Verloren im Sturm

Die eisige Kälte schnitt wie tausend winzige Nadeln in Marias Gesicht, als sie verzweifelt durch den dichten Schneesturm stapfte. Der Wind heulte wie ein wütendes Tier, und jede Sekunde fühlte sich an, als würde er sie von den Klippen reißen. Sie konnte nur ein paar Meter weit sehen, der Schnee wirbelte so dicht um sie herum, dass es fast wie eine weiße Mauer war.

„Geht es dir gut?“ schrie David, ihr Bruder, gegen den Sturm an, aber seine Stimme wurde sofort vom Wind verschluckt.

Sie nickte, obwohl sie sicher war, dass er es nicht sehen konnte. Ihre Beine fühlten sich schwer an, als wären sie in Betonblöcke gegossen, und die Erschöpfung machte es schwer, sich zu konzentrieren. Alles, was sie wollten, war den Gipfel erreichen und dann schnell ins Basislager zurückkehren. Aber der Sturm kam schneller, als sie es erwartet hatten, und nun waren sie verloren.

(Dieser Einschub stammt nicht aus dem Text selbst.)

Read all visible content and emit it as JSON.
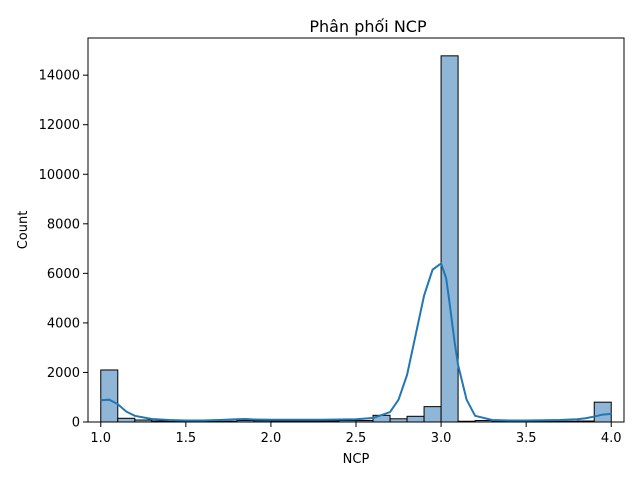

„Wir müssen Schutz suchen!“ brüllte David erneut.

„Da vorne!“ Maria deutete auf einen Felsen, der sich nur schemenhaft in der Ferne abzeichnete. Es war keine Höhle, aber zumindest ein kleiner Schutz vor dem beißenden Wind. Gemeinsam kämpften sie sich voran und drückten sich unter den Vorsprung, der kaum genug Platz für beide bot.

„Wie lange hältst du das noch durch?“ fragte David leise. Seine Augen waren weit geöffnet, seine Lippen blau gefroren. Der Sturm machte es unmöglich, Rettung zu rufen. Sie waren auf sich allein gestellt.

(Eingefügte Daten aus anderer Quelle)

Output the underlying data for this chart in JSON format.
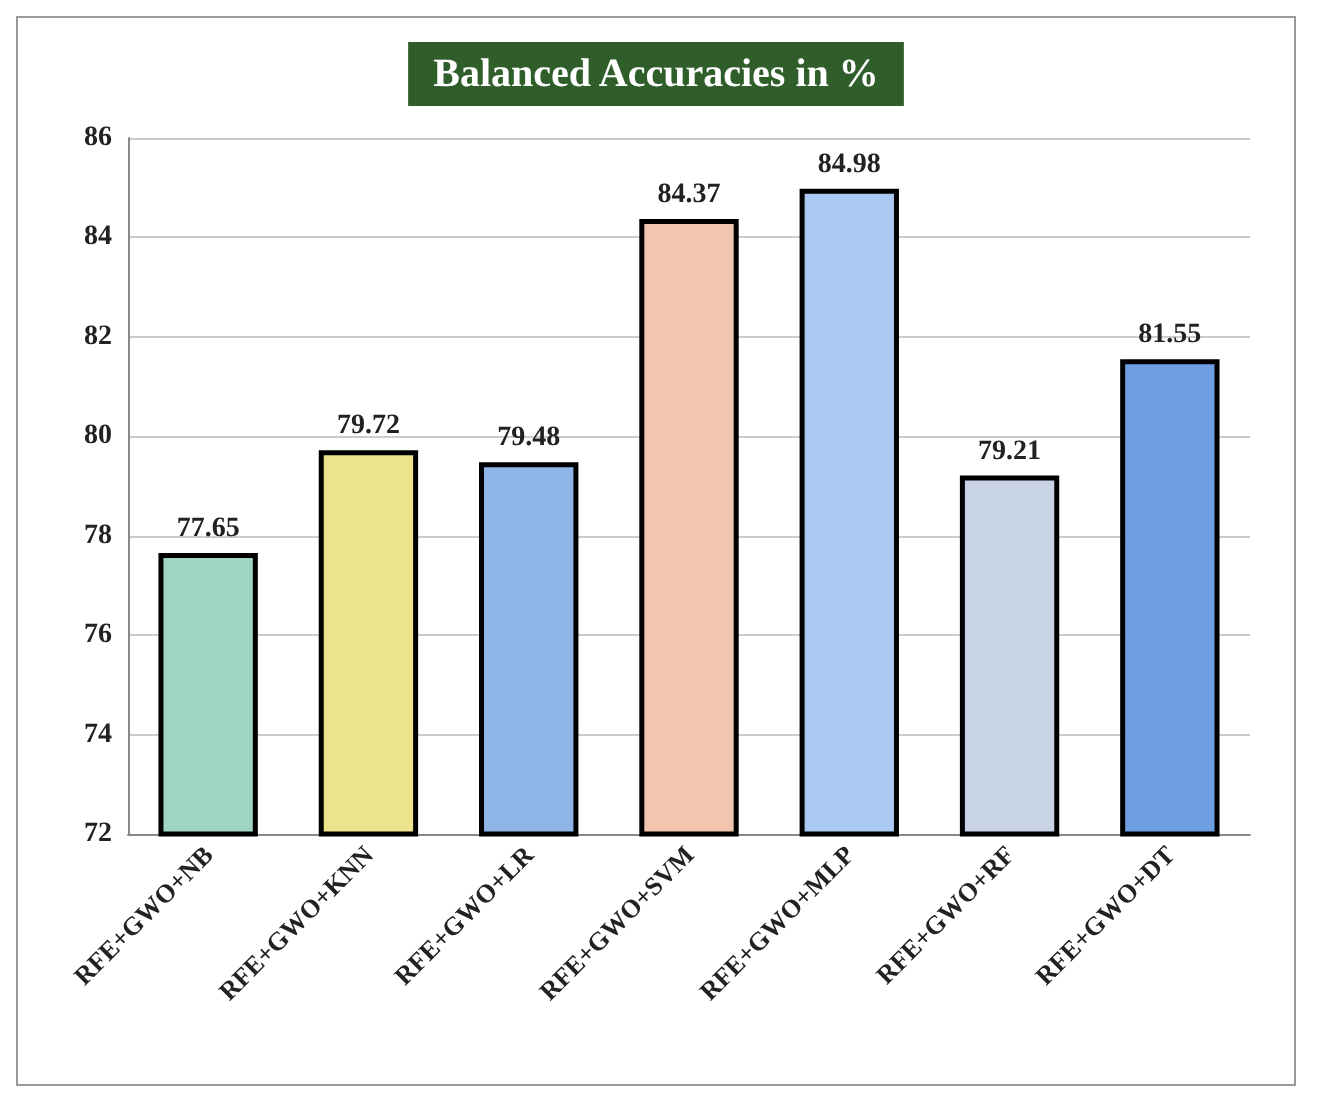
{
  "chart_data": {
    "type": "bar",
    "title": "Balanced Accuracies in %",
    "categories": [
      "RFE+GWO+NB",
      "RFE+GWO+KNN",
      "RFE+GWO+LR",
      "RFE+GWO+SVM",
      "RFE+GWO+MLP",
      "RFE+GWO+RF",
      "RFE+GWO+DT"
    ],
    "values": [
      77.65,
      79.72,
      79.48,
      84.37,
      84.98,
      79.21,
      81.55
    ],
    "colors": [
      "#9fd4c4",
      "#ece48c",
      "#8fb4e6",
      "#f2c6ae",
      "#a9c8f2",
      "#c9d3e6",
      "#6f9fe3"
    ],
    "ylim": [
      72,
      86
    ],
    "yticks": [
      72,
      74,
      76,
      78,
      80,
      82,
      84,
      86
    ],
    "grid": "y",
    "data_labels": true
  }
}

„Wir schaffen das,“ antwortete Maria, obwohl sie sich nicht sicher war, ob sie sich oder ihn beruhigen wollte. Ihre Finger waren taub, und sie konnte kaum noch spüren, wie sie sich an den Felsen festklammerte. Es gab kein Entkommen, und der Gedanke, dass dies vielleicht das Ende war, kroch unaufhaltsam in ihre Gedanken.

Plötzlich schrie jemand aus der Ferne. Beide drehten sich um. Es war Tobias, der andere Bergsteiger, der vor Stunden vor ihnen hergegangen war. Seine Gestalt schwankte in der Ferne, ein kleiner Schatten inmitten des tosenden Schnees. Doch etwas stimmte nicht – sein Gang war unregelmäßig, fast als würde er stolpern. Als er näherkam, konnten Maria und David sehen, dass er nicht nur von der Kälte gezeichnet war. Seine Augen waren weit aufgerissen, seine Hände zitterten unkontrolliert, und seine Lippen murmelten etwas Unverständliches.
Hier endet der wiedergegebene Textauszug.